Barron’s has identified seven compelling contenders, excluding the established tech giants, that exhibit a confluence of positive factors: improving analyst sentiment, rising earnings estimates, and valuations that haven’t yet fully priced in their potential.

These under-the-radar names span diverse sectors: industrial giants 3M (MMM) and DuPont de Nemours (DD), airline carrier United Airlines (UAL), defense contractor Huntington Ingalls Industries (HII), mining leader Freeport-McMoRan (FCX), consumer finance powerhouse Synchrony Financial (SYF), and data center real estate investment trust Digital Realty Trust (DLR).

A significant shift in analyst sentiment is evident. Three months ago, the average “Buy” rating ratio (the number of “Buy” ratings compared to the total number of analyst ratings) for this group stood at 42%. Today, that figure has climbed to a much more bullish 60%, representing a net gain of 28 new “Buy” ratings. Notably, the S&P 500’s average “Buy” rating ratio sits at 56%, while the six mega-cap technology companies – Nvidia (NVDA), Microsoft (MSFT), Alphabet (GOOGL), Meta Platforms (META), Amazon (AMZN), and Apple (AAPL) – boast a staggering average ratio of 86%. While Wall Street clearly remains enamored with the tech giants, this presents an opportunity for investors to explore undervalued alternatives.

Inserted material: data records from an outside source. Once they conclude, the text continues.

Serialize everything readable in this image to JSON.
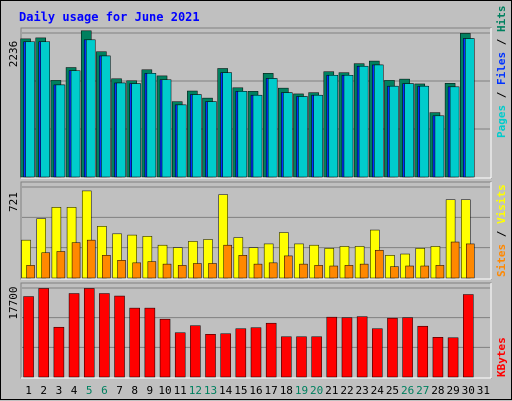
{
  "chart_data": {
    "type": "bar",
    "title": "Daily usage for June 2021",
    "categories": [
      "1",
      "2",
      "3",
      "4",
      "5",
      "6",
      "7",
      "8",
      "9",
      "10",
      "11",
      "12",
      "13",
      "14",
      "15",
      "16",
      "17",
      "18",
      "19",
      "20",
      "21",
      "22",
      "23",
      "24",
      "25",
      "26",
      "27",
      "28",
      "29",
      "30",
      "31"
    ],
    "weekend_days": [
      "5",
      "6",
      "12",
      "13",
      "19",
      "20",
      "26",
      "27"
    ],
    "panels": [
      {
        "id": "top",
        "ymax": 2236,
        "ymax_label": "2236",
        "series": [
          {
            "name": "Pages",
            "color": "#00cccc",
            "values": [
              null,
              null,
              null,
              null,
              null,
              null,
              null,
              null,
              null,
              null,
              null,
              null,
              null,
              null,
              null,
              null,
              null,
              null,
              null,
              null,
              null,
              null,
              null,
              null,
              null,
              null,
              null,
              null,
              null,
              null,
              null
            ]
          },
          {
            "name": "Files",
            "color": "#0033ff",
            "values": [
              null,
              null,
              null,
              null,
              null,
              null,
              null,
              null,
              null,
              null,
              null,
              null,
              null,
              null,
              null,
              null,
              null,
              null,
              null,
              null,
              null,
              null,
              null,
              null,
              null,
              null,
              null,
              null,
              null,
              null,
              null
            ]
          },
          {
            "name": "Hits",
            "color": "#00cccc",
            "values": [
              2145,
              2160,
              1500,
              1700,
              2270,
              1945,
              1525,
              1495,
              1665,
              1570,
              1170,
              1335,
              1225,
              1685,
              1385,
              1330,
              1610,
              1380,
              1290,
              1310,
              1635,
              1620,
              1760,
              1800,
              1500,
              1520,
              1445,
              1000,
              1455,
              2230,
              null
            ]
          }
        ],
        "pages_values": [
          2100,
          2100,
          1430,
          1650,
          2130,
          1880,
          1460,
          1450,
          1610,
          1510,
          1120,
          1280,
          1170,
          1620,
          1330,
          1270,
          1530,
          1310,
          1250,
          1270,
          1580,
          1580,
          1720,
          1740,
          1410,
          1450,
          1410,
          950,
          1400,
          2150,
          null
        ],
        "files_values": [
          2100,
          2100,
          1430,
          1650,
          2130,
          1880,
          1460,
          1450,
          1610,
          1510,
          1120,
          1280,
          1170,
          1620,
          1330,
          1270,
          1530,
          1310,
          1250,
          1270,
          1580,
          1580,
          1720,
          1740,
          1410,
          1450,
          1410,
          950,
          1400,
          2150,
          null
        ],
        "legend": [
          "Pages",
          "Files",
          "Hits"
        ]
      },
      {
        "id": "middle",
        "ymax": 721,
        "ymax_label": "721",
        "series": [
          {
            "name": "Visits",
            "color": "#ffff00",
            "values": [
              300,
              470,
              560,
              560,
              690,
              410,
              350,
              340,
              330,
              260,
              240,
              290,
              305,
              660,
              320,
              240,
              270,
              360,
              270,
              260,
              235,
              250,
              250,
              380,
              180,
              190,
              235,
              250,
              620,
              620,
              null
            ]
          },
          {
            "name": "Sites",
            "color": "#ff8800",
            "values": [
              100,
              200,
              210,
              280,
              300,
              180,
              140,
              120,
              130,
              110,
              100,
              115,
              115,
              260,
              180,
              110,
              120,
              175,
              110,
              100,
              95,
              100,
              110,
              220,
              90,
              95,
              95,
              100,
              285,
              270,
              null
            ]
          }
        ],
        "legend": [
          "Sites",
          "Visits"
        ]
      },
      {
        "id": "bottom",
        "ymax": 17700,
        "ymax_label": "17700",
        "series": [
          {
            "name": "KBytes",
            "color": "#ff0000",
            "values": [
              16000,
              17600,
              9900,
              16600,
              17600,
              16600,
              16100,
              13700,
              13700,
              11500,
              8800,
              10200,
              8500,
              8600,
              9600,
              9800,
              10700,
              8000,
              8000,
              8000,
              11900,
              11800,
              12000,
              9600,
              11700,
              11800,
              10100,
              7900,
              7800,
              16400,
              null
            ]
          }
        ],
        "legend": [
          "KBytes"
        ]
      }
    ],
    "colors": {
      "background": "#c0c0c0",
      "plot_bg": "#c0c0c0",
      "title": "#0000ff",
      "weekday_label": "#000000",
      "weekend_label": "#00805f",
      "pages": "#00cccc",
      "files": "#0033ff",
      "hits": "#00805f",
      "sites": "#ff8800",
      "visits": "#ffff00",
      "kbytes": "#ff0000"
    }
  }
}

This sentiment shift isn’t without justification. The big six tech stocks have delivered a remarkable average return of 49% year-to-date, dwarfing the S&P 500’s average return of a mere 6%. Interestingly, the chosen group of seven stocks has generated a more modest average return of 13%, even trailing the broader index’s performance. This is largely due to the S&P 500 being a market-capitalization weighted index, meaning the outsized gains of the tech giants disproportionately influence the overall return.

However, a closer look reveals a hidden gem. Analysts have grown considerably more optimistic about the earnings potential of these seven companies. Over the past three months, their average 2024 earnings estimates have increased by a robust 11%. This stands in stark contrast to the big six tech stocks, whose earnings estimates have risen a comparatively modest 5%, and the S&P 500 as a whole, which has seen negligible upward revisions to its 2024 earnings outlook.

While long-term earnings growth estimates for the group of seven average around 8%, similar to the S&P 500, they fall short of the big six’s projected 11% growth rate. However, this relative slowdown in growth is more than compensated for by their attractive valuations. These seven stocks trade at an average price-to-earnings ratio (P/E) of 15, significantly lower than the S&P 500’s average P/E of 22 and a fraction of the tech giants’ average P/E of 31.

Undoubtedly, the tech giants’ valuations remain high, and their dominance might continue. Analyst ratings suggest Wall Street is unlikely to abandon them in the near future. Nevertheless, diversification is paramount for any successful investment strategy. These seven stocks, with their improving fundamentals, rising analyst confidence, and attractive valuations, present a compelling opportunity for investors seeking to capitalize on potential outperformance in the second half of 2024.